Emily called and spoke to me in the double voice she uses when she’s channeling Cooper. We’d like to invite you here for a residency. We’ll eat good food and make work and have fun, she assured me. Like all good friends she was speaking in code. What she was telling me was that the war between us had ended as suddenly and mysteriously as it began. She wouldn’t eat a thing, but we would eat until we were bursting, in order to stuff our guilty appetites down a little further. Fun meant that no one would hang themselves while in each other’s company, though we were all slipping quickly into a moment of last calls.

I was still, endlessly, working on the movie which we had begun together, that they had blazed out in a four day and night spree of singsongs and animated asides and animal-loving story tellings. It was so raw and polished and perfect that I wondered how another movie could ever be made. It wasn’t until that moment that their method became clear to me, and this was a blind spot that we had carried between us for more than a year already. It can be so difficult to explain one’s method to someone else, and how could it be possible to work together without at least that common ground? We never managed as it turned out. Dani, on the other hand, had created a thunderous opening movie while mentoring with video dad Steve Reinke. But incredibly, instead of lapsing into a post-art school haze of druggy procrastinations, she was steadily outputting raw, camera-ready diary emissions. They were usually filled with high-wire cross-cutting feats that left me breathless, but this time she arrived with a recording from a single badass encounter. My first impression was so filled with wanting some older version of Dani that I felt slighted. I hoped that she would produce the familiar Dani flavor, the reliable Dani brand that was always filled with startling crosscutting urgencies. I had the viewer contract in my hand and held it in front of my face the first couple of times I watched her new movie, which meant that I couldn’t see a frame. But as I learned to let go of the old promises, I could see that what she had made was more necessary and urgent than ever before. She had somehow managed to refine her appetite for raw encounters, and bring it all back fresh and whole from a single evening, instead of having to relate it to a web of decisive moments.
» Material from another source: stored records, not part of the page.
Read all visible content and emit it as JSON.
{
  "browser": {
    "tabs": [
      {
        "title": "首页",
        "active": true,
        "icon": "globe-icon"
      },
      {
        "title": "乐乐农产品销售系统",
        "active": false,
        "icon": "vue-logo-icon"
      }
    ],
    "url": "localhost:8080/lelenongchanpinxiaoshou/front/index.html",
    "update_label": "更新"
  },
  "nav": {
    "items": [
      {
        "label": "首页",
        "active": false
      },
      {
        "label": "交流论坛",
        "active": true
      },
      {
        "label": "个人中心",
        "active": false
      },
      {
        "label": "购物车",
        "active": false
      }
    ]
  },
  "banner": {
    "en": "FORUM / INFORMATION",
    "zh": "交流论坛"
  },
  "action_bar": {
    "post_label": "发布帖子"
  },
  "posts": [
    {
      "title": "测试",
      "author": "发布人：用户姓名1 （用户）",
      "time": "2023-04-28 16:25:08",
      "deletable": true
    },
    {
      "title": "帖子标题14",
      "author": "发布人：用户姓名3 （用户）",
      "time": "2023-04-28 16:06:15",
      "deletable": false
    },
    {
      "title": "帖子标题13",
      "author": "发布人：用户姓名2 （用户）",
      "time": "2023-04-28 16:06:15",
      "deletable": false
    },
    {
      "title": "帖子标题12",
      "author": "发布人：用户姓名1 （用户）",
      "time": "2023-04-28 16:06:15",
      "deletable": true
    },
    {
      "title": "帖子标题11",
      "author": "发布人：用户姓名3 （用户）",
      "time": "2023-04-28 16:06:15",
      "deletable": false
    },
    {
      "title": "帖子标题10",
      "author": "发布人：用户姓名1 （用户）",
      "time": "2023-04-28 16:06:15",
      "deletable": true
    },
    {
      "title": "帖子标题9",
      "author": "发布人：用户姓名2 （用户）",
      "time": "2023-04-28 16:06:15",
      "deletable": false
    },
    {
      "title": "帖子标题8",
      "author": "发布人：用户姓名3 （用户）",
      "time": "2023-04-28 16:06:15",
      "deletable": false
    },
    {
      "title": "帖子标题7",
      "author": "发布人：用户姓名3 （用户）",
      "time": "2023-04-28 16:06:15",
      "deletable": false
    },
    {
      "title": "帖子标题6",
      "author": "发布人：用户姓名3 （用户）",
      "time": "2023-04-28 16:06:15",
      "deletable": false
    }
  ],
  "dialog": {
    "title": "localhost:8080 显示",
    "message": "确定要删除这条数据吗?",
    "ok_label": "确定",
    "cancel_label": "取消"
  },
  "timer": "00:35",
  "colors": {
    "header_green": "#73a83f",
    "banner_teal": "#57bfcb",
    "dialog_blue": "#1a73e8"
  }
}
In the fall of 2012 a show was mounted in Hallwalls called Hopelessly Middle Aged. It opened on September 7 and closed on November 2. I never went. Emily and Cooper charmed everyone in sight, and a few who weren’t. Dani came later and lit up a screenful of her pictures. Watching one of her movies is like getting worked over by a heavyweight that has been forcefed espressos all morning. Emily and Cooper produced an intelligent sweetness out of the darkest places a couple can inhabit. I offered some public lighting. That was the time. And this is the record of that time.